Why Seventy and More?
As we examine this descriptive story from Luke, I believe that we are prompted by the Holy Spirit to note a very important historical anomaly. By the power of that same Spirit, we see that Luke deviated to the higher number to state a different, increased number of “sent ones”.
 When we consider this, if we note the normally accepted setting and time of this gospel writing… we know that Luke wrote to the communities of the dispersed Israel. Thus historically, we know that these diaspora communities across the ancient Roman world were receiving many proselytes to their faith who were not Jews.., but were instead were Gentiles. Thus I must consider the thinking that Luke stressed the greater number deliberately… to fit his context… so that mission out into the Gentile nations would be more greatly stressed. Therefore, being more inclusive from a Jewish faith community that was originally rather exclusive in the commissioning of the original twelve apostles, the scribal pen of Luke described the mission driven to reach much farther… to seventy, or seventy two tribes.
 Obviously, today we find the last days were further off than first thought. But we know that the Lukan figure represents the historic Hebrew numbering of tribes that were “not” Israel. In this way, Luke related to his churches that the apostolic mission was to go far beyond anyone’s previous myopic human horizon. The church mission, according to Luke, is far more universal in its field.

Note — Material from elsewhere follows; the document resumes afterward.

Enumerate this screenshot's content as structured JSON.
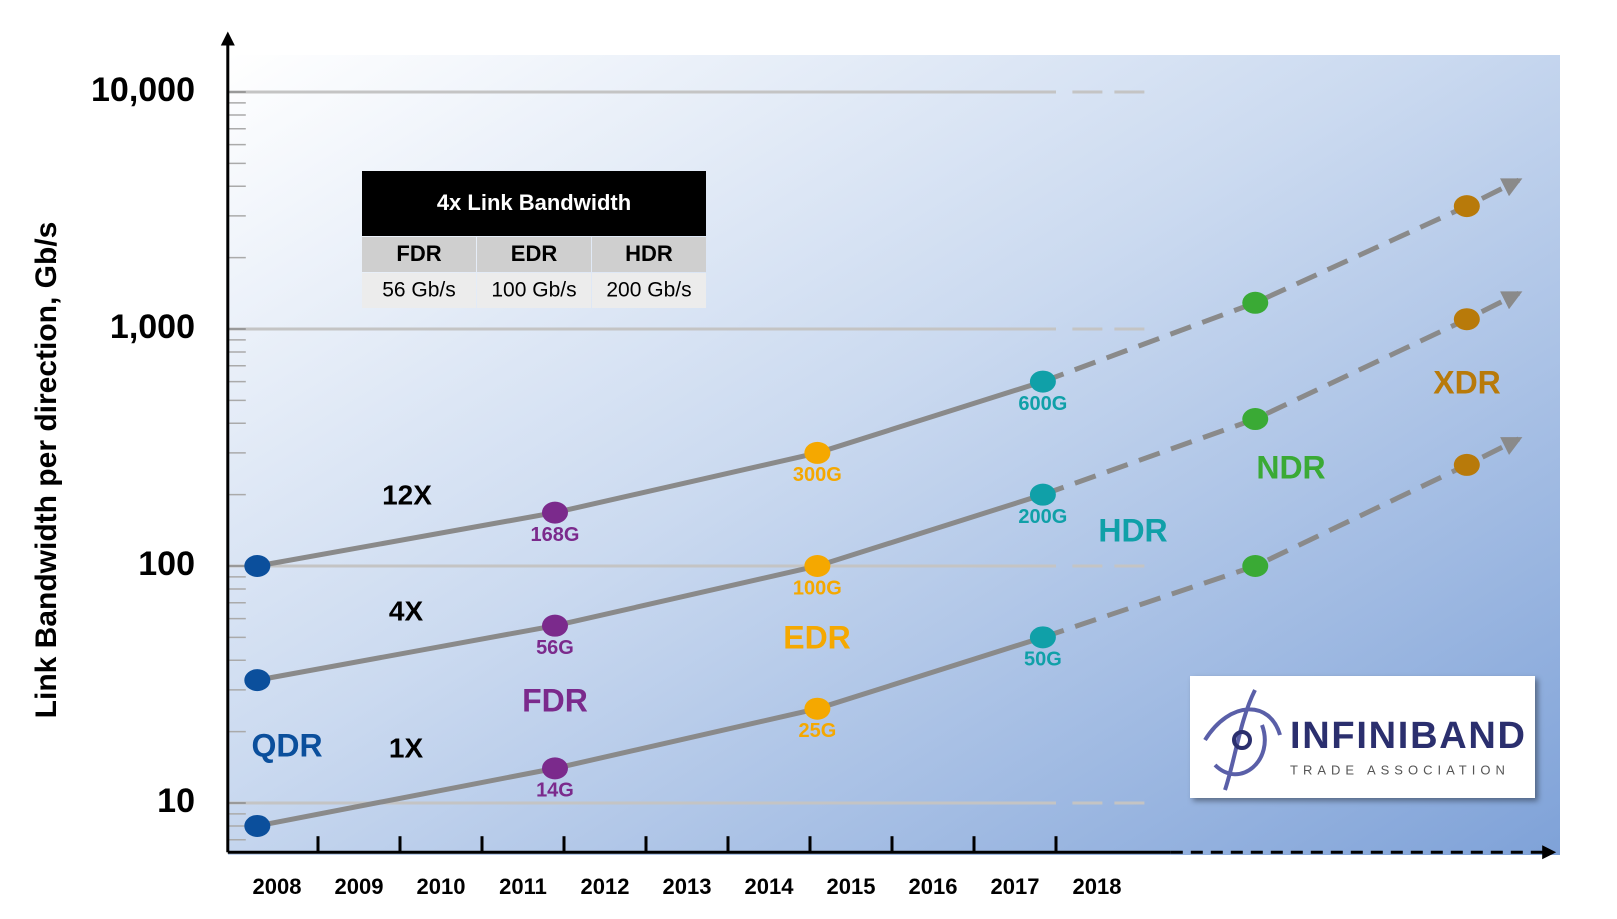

 We must note with importance, however, that what applied to the twelve disciples, also applied to the seventy plus... for our Lord stressed that some will hear and some will not. This included Israel and beyond. Thus it is that we, as disciples today even further removed in time, also shall experience unbelief, hardship, persecutions and all the woes of those who believe. We too work forward in a sin-ridden, unbelieving world. Yet, far be it that we should experience forsakenness in mission. You see, though sinful ourselves and prone to stumble, we can rejoice that through no merit of our own we have been forgiven and are chosen for mission in this modern, heavy-laden scientific society. By power of the Holy Spirit, we of the church are called yet to proclaim. We know that even though we are more numerous than our predecessors in the faith, and may open constantly our mouths to boldly declare the good news of Jesus Christ’s death and resurrection for our sake.., that this word we speak shall be heard, but not received by all.
 Finally, know this! By the grace of God, the throne of Satan and his demonic powers shall be unseated as our collective voice rings out. Knowing this final result, though not always extant to us because of our own sin and stubbornness, we are gently reminded of the love of Christ by the gift of the Holy Spirit. We are reminded that as prophesied by our Lord Jesus, and written from St John’s Revelation… that our names are indeed written in heaven. Jesus is the Alpha and the Omega, the Beginning and the End… and He shall reign forever and ever. Thanks be to God!